June 26, 2012 by Scott Sandsberry
YAKIMA, Wash. — It’s easy not to believe in Bigfoot. It’s harder to accept the possibility, and harder still to go public with that acceptance.
Fingerprint expert Jimmy Chilcutt says he has “had that used against me, or tried to use against me, in court.” Members of the jury, how seriously can you take the testimony of a man who who believes in THAT?
Meldrum with the Skookum Meadow casting. (Courtesy photo)
Earlier this spring, while up for a promotion within the faculty of Idaho State University, Jeff Meldrum found “the bias and closed narrowmindedness of a few of my colleagues rearing its ugly head once again.”
Meldrum’s promotion was approved, but he, Chilcutt and others researching the Sasquatch phenomenon remain frustrated by those peers who remain unwilling even to consider their findings.
“It’s baffling that academics, who one would think would be objective and open-minded to questions on the fringes of knowledge,” Meldrum said, “would instead not be fair-minded and egalitarian in the treatment of their colleagues that delve into that realm to explore where the evidence will lead.
“But the scientific community is a community of people and individually they are subject to all the biases and prejudices of any other cross-section of humanity.”
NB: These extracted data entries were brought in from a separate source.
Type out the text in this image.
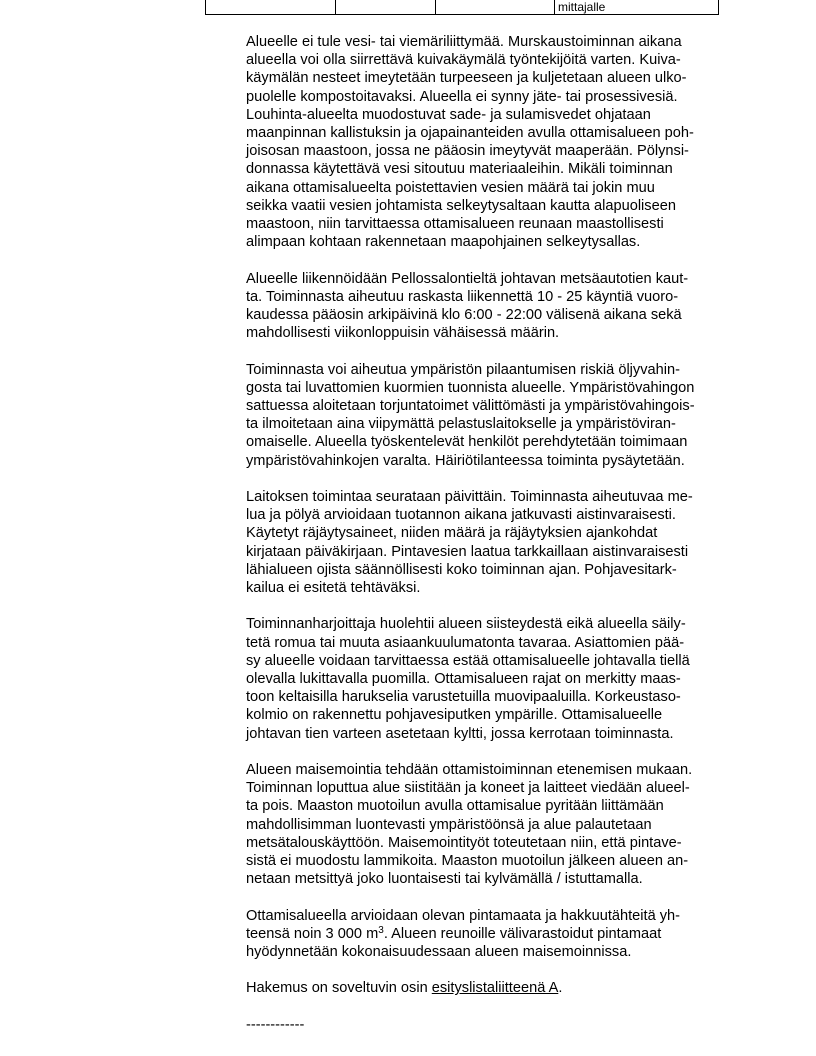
			mittajalle

Alueelle ei tule vesi- tai viemäriliittymää. Murskaustoiminnan aikana
alueella voi olla siirrettävä kuivakäymälä työntekijöitä varten. Kuiva-
käymälän nesteet imeytetään turpeeseen ja kuljetetaan alueen ulko-
puolelle kompostoitavaksi. Alueella ei synny jäte- tai prosessivesiä.
Louhinta-alueelta muodostuvat sade- ja sulamisvedet ohjataan
maanpinnan kallistuksin ja ojapainanteiden avulla ottamisalueen poh-
joisosan maastoon, jossa ne pääosin imeytyvät maaperään. Pölynsi-
donnassa käytettävä vesi sitoutuu materiaaleihin. Mikäli toiminnan
aikana ottamisalueelta poistettavien vesien määrä tai jokin muu
seikka vaatii vesien johtamista selkeytysaltaan kautta alapuoliseen
maastoon, niin tarvittaessa ottamisalueen reunaan maastollisesti
alimpaan kohtaan rakennetaan maapohjainen selkeytysallas.

Alueelle liikennöidään Pellossalontieltä johtavan metsäautotien kaut-
ta. Toiminnasta aiheutuu raskasta liikennettä 10 - 25 käyntiä vuoro-
kaudessa pääosin arkipäivinä klo 6:00 - 22:00 välisenä aikana sekä
mahdollisesti viikonloppuisin vähäisessä määrin.

Toiminnasta voi aiheutua ympäristön pilaantumisen riskiä öljyvahin-
gosta tai luvattomien kuormien tuonnista alueelle. Ympäristövahingon
sattuessa aloitetaan torjuntatoimet välittömästi ja ympäristövahingois-
ta ilmoitetaan aina viipymättä pelastuslaitokselle ja ympäristöviran-
omaiselle. Alueella työskentelevät henkilöt perehdytetään toimimaan
ympäristövahinkojen varalta. Häiriötilanteessa toiminta pysäytetään.

Laitoksen toimintaa seurataan päivittäin. Toiminnasta aiheutuvaa me-
lua ja pölyä arvioidaan tuotannon aikana jatkuvasti aistinvaraisesti.
Käytetyt räjäytysaineet, niiden määrä ja räjäytyksien ajankohdat
kirjataan päiväkirjaan. Pintavesien laatua tarkkaillaan aistinvaraisesti
lähialueen ojista säännöllisesti koko toiminnan ajan. Pohjavesitark-
kailua ei esitetä tehtäväksi.

Toiminnanharjoittaja huolehtii alueen siisteydestä eikä alueella säily-
tetä romua tai muuta asiaankuulumatonta tavaraa. Asiattomien pää-
sy alueelle voidaan tarvittaessa estää ottamisalueelle johtavalla tiellä
olevalla lukittavalla puomilla. Ottamisalueen rajat on merkitty maas-
toon keltaisilla harukselia varustetuilla muovipaaluilla. Korkeustaso-
kolmio on rakennettu pohjavesiputken ympärille. Ottamisalueelle
johtavan tien varteen asetetaan kyltti, jossa kerrotaan toiminnasta.

Alueen maisemointia tehdään ottamistoiminnan etenemisen mukaan.
Toiminnan loputtua alue siistitään ja koneet ja laitteet viedään alueel-
ta pois. Maaston muotoilun avulla ottamisalue pyritään liittämään
mahdollisimman luontevasti ympäristöönsä ja alue palautetaan
metsätalouskäyttöön. Maisemointityöt toteutetaan niin, että pintave-
sistä ei muodostu lammikoita. Maaston muotoilun jälkeen alueen an-
netaan metsittyä joko luontaisesti tai kylvämällä / istuttamalla.

Ottamisalueella arvioidaan olevan pintamaata ja hakkuutähteitä yh-
teensä noin 3 000 $m^3$. Alueen reunoille välivarastoidut pintamaat
hyödynnetään kokonaisuudessaan alueen maisemoinnissa.

Hakemus on soveltuvin osin esityslistaliitteenä A.

------------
A number renowned scientists — notably George Schaller, one of the world’s preeminent naturalists, and primatologist Jane Goodall, known for her chimpanzee research — have publicly called for more a open-minded approach by science to the research of Meldrum and others.
But perhaps no scientist has undergone a more dramatic transformation in terms of that open-mindedness than Daris Swindler.
A long-time professor of anthropology at the University of Washington, Swindler quite literally wrote the book on the comparative anatomy of man, apes and chimpanzees. His masterwork, “An Atlas of Primate Gross Anatomy,” is considered mandatory reading for all primate anatomists.
And for many years, Swindler was publicly adamant that Sasquatch did not and could not exist.
“He was the required poo-poo guy when it came to anything Bigfoot,” says John Green, a retired newspaper publisher and editor British Columbia. “If invited, he would give the scientific comment that there simply couldn’t be any such thing.”
In September 2000, though, a group of researchers took a 31/2-by-5 foot cast of what appeared to be a partial body print of a large animal reclining in the mud in a Skamania County area of the Gifford Pinchot National Forest called Skookum Meadow.
Soon after the discovery a number of scientists, including Meldrum and Swindler, were invited to an Edmonds, Wash., hotel to study the imprint cast and discuss their findings as part of a documentary film, “Legend Meets Science.”
“He looked at that cast and saw the very same thing I did,” recalls Meldrum. “His attention immediately was drawn to this remarkable Achilles tendon and very broad heel imprint, and what we interpreted to be the prominent buttock.
“The combination of short, pronounced buttock and a well-developed Achilles tendon equals biped — and nothing else.”
For Swindler, though, that realization was profoundly affecting — something that became obvious to the documentary film’s producer, Doug Hajicek, when he went to Swindler’s suite to find out what his on-camera testimony would be.
“He got really choked up,” Hajicek said of Swindler, who died in 2007. “He literally had tears coming down his face.”
Hajicek said Swindler had calculated, based on the size and structure of the creature’s leg and well-defined Achilles tendon, that the weight of the animal had to have been between 600 and 800 pounds. And that, as Meldrum said, the animal had to have been bipedal — that is, moving around primarily on two legs.
Swindler’s emotions, Hajicek said, came from having just talked over the phone with his family to tell them about his findings, “because what he was about to say on camera was probably going to change his life … that, basically, these things were real.”